Israel Electric Corp.'s third-quarter net profit rose threefold as earnings benefited from a fall in taxes and the increased use of natural gas, the company said on Thursday.
Net profit in the three months ending on September 30 rose to NIS 1.34 billion from NIS 440 million in the same period a year earlier, with the company saving $1m. a day from its move to natural gas and from making a gain of NIS 834m. due to a fall in the tax rate.
Revenue rose to NIS 5.23b. from NIS 4.4b., boosted by an 8% increase in volume and an 11% increase in tariffs. The company collected 40.38 agorot per kilowatt hour compared with 36.71. last year.
Nine-month net profit fell to NIS 1.4b. from NIS 2.6b. and revenue rose to NIS 12.7b. from NIS 11b., while the company also raised NIS 4.8b. in bonds during the period.
Tescom shares plummet after Q3 net profit fall
Shares in Tescom Software Systems Testing plummeted 30% in London after it said third-quarter net profit fell 29% and revenue slipped 3%, due to the conclusion of major contracts.

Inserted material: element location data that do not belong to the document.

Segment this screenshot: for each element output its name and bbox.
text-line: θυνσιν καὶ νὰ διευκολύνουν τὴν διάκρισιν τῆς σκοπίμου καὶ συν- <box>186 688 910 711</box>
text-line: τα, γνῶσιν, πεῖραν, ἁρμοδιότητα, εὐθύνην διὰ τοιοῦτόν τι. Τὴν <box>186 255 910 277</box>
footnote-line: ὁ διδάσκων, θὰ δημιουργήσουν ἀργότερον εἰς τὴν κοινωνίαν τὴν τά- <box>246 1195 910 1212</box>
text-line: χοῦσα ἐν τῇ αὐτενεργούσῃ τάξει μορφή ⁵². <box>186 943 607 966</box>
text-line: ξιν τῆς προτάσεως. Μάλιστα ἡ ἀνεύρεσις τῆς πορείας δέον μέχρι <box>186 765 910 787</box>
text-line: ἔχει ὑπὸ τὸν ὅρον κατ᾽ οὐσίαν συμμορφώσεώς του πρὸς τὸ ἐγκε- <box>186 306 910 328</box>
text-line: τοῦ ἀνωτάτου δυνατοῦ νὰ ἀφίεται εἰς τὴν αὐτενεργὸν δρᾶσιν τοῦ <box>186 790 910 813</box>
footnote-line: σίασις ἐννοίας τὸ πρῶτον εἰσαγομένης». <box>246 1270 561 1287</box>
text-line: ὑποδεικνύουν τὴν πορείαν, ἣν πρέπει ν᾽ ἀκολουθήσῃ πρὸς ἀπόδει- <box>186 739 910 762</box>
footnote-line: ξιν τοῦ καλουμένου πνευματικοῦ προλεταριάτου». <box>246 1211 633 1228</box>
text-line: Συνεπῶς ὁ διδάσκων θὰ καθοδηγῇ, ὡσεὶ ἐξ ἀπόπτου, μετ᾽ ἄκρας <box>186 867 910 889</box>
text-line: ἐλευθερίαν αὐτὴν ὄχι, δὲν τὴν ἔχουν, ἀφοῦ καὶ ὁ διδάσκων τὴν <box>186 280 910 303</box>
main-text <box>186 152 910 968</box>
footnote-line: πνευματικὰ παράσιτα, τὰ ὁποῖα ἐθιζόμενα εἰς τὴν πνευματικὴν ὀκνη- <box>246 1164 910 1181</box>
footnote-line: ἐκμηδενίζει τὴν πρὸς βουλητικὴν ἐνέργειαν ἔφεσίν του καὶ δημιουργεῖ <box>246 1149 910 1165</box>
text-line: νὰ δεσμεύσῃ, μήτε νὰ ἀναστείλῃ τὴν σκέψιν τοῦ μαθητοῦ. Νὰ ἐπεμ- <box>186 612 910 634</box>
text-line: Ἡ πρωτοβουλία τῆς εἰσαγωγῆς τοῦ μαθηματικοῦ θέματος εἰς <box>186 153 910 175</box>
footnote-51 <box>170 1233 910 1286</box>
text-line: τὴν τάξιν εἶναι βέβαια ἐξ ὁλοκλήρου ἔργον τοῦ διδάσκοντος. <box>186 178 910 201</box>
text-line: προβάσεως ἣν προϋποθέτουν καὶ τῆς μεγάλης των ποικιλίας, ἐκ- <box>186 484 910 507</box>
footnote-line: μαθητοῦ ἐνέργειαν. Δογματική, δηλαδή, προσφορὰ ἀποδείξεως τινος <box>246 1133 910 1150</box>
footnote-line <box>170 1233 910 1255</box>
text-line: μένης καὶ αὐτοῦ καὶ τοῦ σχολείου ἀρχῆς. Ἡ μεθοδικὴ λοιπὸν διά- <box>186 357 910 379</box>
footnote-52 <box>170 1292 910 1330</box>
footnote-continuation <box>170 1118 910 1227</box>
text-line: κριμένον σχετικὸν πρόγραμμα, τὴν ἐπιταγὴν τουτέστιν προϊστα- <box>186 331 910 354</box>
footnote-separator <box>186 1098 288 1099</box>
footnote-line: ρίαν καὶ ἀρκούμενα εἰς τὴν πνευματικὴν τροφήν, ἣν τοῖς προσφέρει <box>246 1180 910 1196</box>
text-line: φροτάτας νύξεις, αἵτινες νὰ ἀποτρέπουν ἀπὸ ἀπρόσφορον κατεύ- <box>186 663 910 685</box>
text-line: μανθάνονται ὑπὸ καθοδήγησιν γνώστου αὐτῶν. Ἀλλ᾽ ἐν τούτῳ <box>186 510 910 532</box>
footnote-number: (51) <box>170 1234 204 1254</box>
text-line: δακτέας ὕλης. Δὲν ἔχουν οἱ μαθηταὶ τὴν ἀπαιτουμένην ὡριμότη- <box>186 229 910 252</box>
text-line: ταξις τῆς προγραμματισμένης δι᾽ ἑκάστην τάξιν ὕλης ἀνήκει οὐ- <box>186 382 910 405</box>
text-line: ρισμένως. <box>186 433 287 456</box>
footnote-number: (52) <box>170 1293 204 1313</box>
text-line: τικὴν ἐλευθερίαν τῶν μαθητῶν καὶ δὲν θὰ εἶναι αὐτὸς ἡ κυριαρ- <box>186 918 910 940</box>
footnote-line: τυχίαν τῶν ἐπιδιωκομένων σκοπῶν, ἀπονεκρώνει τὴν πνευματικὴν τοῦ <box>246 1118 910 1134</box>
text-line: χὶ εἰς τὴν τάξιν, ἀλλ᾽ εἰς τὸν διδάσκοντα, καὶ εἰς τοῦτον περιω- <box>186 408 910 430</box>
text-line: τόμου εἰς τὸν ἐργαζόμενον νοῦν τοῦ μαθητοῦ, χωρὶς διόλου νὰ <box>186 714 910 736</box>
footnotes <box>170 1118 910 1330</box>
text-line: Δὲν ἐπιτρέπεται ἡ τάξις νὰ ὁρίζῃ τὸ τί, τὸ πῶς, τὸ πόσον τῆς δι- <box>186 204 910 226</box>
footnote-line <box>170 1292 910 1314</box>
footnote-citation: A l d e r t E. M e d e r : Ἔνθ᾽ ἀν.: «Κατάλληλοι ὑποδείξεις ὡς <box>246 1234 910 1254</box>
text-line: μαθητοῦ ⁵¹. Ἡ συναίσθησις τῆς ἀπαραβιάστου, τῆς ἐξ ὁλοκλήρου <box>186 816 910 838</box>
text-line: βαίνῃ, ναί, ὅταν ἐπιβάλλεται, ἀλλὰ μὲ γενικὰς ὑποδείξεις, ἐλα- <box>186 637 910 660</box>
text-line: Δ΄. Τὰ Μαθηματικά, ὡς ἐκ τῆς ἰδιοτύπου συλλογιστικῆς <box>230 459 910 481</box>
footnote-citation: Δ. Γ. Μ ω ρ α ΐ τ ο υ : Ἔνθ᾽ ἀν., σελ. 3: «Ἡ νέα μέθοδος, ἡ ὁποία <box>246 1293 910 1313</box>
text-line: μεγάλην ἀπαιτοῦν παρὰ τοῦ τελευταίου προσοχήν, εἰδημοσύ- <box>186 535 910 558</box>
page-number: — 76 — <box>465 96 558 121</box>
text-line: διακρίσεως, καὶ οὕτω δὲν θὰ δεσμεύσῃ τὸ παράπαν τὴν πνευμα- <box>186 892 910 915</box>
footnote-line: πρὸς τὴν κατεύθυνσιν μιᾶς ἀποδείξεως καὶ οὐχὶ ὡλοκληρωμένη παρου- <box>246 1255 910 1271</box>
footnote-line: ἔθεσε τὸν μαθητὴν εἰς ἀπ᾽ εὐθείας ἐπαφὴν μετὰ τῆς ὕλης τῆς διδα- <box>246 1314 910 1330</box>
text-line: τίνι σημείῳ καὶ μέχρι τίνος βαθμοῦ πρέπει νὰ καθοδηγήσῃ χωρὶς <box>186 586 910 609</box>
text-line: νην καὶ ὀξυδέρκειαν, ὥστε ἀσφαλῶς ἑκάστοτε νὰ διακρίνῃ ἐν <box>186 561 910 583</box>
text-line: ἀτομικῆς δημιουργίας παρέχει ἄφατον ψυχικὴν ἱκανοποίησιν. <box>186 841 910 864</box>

The Givat Savyon based company said on Thursday that in the three months ending on September 30, net profit fell to $484,000 from $680,000 in the same period a year earlier and earnings per share slipped to three cents from four cents. The company declared a dividend of 6.3 cents a share.
Revenue fell to $11.3m. from $11.7m. after the company completed certain projects, including with the Defense Ministry. While it has won new contracts, these aren't expected to contribute to revenue until late 2006.
Nine-month net losses were $101,000 compared with profit of $1.28m., losses per share were one cent compared with net profit of eight cents.